Saturday, April 21, 2007

Audits and the USCF

Today I put the following up onto the USCF Forum.

(Note: This thread splits off from a previous thread entitled, “Pension/Profit Sharing Plan Review Update”.)

I believe that the USCF needs to be much more aggressive in the management of its audits. The Administration disagrees. This is a philosophical disagreement on this issue. This should not be construed as an attack on any individual or anybody. Honest people can have honest disagreements. This is the case here. The purpose of this thread is for me to state the case for more aggressive management of audits and for those who wish, to present the case against it.

In the above thread, I stated:

5) I’ll repeat what I’ve said before. The USCF needs to manage the audit function more aggressively than it has done in the past. The Executive Board needs to meet with the auditors during one of its meetings in Crossville. Better audit management = less controversy on this forum and elsewhere. Less heartburn all around.

To which the following replies:

Mike Nolan wrote:

I've been at a meeting between the Board and the auditors, I doubt most of the current members of the Board (and most of the 10 candidates) would know what questions to ask in an audit exit interview, why should the USCF spend the money to send the full Board to Tennessee only about two weeks before they're going to be spending the money to send them somewhere else (wherever the US Open is?)

I've been on other boards where the auditors met with the board to discuss the audit, I have yet to hear ONE worthwhile question or gain one significant piece of information at such a meeting.

We've had the audit partner at the US Open at least once (Cherry Hill 2002 being the most recent), the questions were not very insightful, and I'm sure we got billed for the day.

Bill Goichberg wrote:

I agree with Mike Nolan that this would be a waste of time and money.

The case for more aggressive audit management rests in the endgame. We’re chessplayers. We know the significance of steering events towards a winning or a drawing endgame. Right now we are in a drawn position. Two sides on finances – one side says there’s a mess, there’s dirt, there’s this wrong, there’s that wrong; the other side says everything is fine and what’s not fine is being fixed. I want to see the USCF Management in a winning position, (think the Lucena Position, if that helps). One where most questions/criticisms but the most extreme can be answered quickly, decisively, and authoritatively.

Like chess, winning positions might be wished for but they MUST be worked for. I want management to know what financial areas have been looked at and how. There might be areas of concern that the auditors might not ordinarily consider. The Board can decide what areas are of special interest and what areas are not.

The Board can also be much more aggressive in managing audit costs. Just because some small minority is blowing gas on something does not mean the USCF needs to run up a large audit bill over it.
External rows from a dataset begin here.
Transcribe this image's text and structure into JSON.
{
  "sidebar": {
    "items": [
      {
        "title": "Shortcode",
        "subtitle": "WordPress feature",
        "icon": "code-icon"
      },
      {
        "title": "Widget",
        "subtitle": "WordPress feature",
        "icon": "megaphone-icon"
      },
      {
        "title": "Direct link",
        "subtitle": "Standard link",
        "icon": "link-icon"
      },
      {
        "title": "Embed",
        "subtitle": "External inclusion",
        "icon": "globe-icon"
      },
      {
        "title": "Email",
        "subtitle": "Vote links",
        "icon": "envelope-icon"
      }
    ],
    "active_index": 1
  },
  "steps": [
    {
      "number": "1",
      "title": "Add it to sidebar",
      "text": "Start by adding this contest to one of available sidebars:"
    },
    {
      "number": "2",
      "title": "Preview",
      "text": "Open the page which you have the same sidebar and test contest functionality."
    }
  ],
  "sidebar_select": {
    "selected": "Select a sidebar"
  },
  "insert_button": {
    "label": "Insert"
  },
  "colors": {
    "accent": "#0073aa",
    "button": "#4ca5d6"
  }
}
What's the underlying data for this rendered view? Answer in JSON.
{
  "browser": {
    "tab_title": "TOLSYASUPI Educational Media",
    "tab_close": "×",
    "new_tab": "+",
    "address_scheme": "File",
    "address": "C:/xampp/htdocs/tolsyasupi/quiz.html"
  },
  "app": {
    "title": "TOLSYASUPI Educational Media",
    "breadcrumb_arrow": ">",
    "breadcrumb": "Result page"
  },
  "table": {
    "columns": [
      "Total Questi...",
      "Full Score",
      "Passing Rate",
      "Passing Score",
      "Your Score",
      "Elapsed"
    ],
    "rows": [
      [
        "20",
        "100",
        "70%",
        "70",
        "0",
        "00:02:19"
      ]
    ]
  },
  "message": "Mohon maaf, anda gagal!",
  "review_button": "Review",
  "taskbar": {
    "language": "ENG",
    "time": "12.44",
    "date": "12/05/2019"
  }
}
When the Board deliberates and decides what areas are worthy of bringing to the attention of the auditors and what are not, then the Board is managing events instead of just reacting to them.

The Board can limit the scope of an audit. For example, a question was asked on a previous thread if any member can contact the auditors. I answered that there is no audit rule that prohibits the auditor from talking from anybody he wants. Trouble is that this can amount to a blank check for any malcontent to run up a bill on the USCF tab. The Board can set policies and limits on this kind of thing. Again, this comes under aggressive audit management.

To do all of this, the Board needs to meet with the auditors. If the Board comes to such meetings as unprepared and as ill equipped to pose the questions (as Nolan and apparently Goichberg, too, claim), then we need to get ourselves a new Board. There’s been audit related questions that have dominated these forums these past months. (Remember all the flap over whether or not the auditors examined the deed to the Crossville land?) I just don’t believe that Board meetings will be that unproductive. I think better of these people.

Let’s talk some more about audit costs. The USCF spends a huge chunk of change on audit costs. This is supposed to buy the USCF something: peace of mind about finances. This has clearly not happened. Management and leaders have had to spend huge amounts of time and heartburn (and money) over suspicions about finances. Clearly, the USCF has not got value for money paid. If an audit is going to have such little value to our deliberations than one must wonder why should we have an audit at all?

Summary: USCF leaders need to change their attitude towards the audit function. They ought to “buy-in” and “take ownership” of the issue. (Management buzzwords, I know, but they describe what needs to be done.) Then they will be equipped to meet future attacks quickly, decisively, and authoritatively.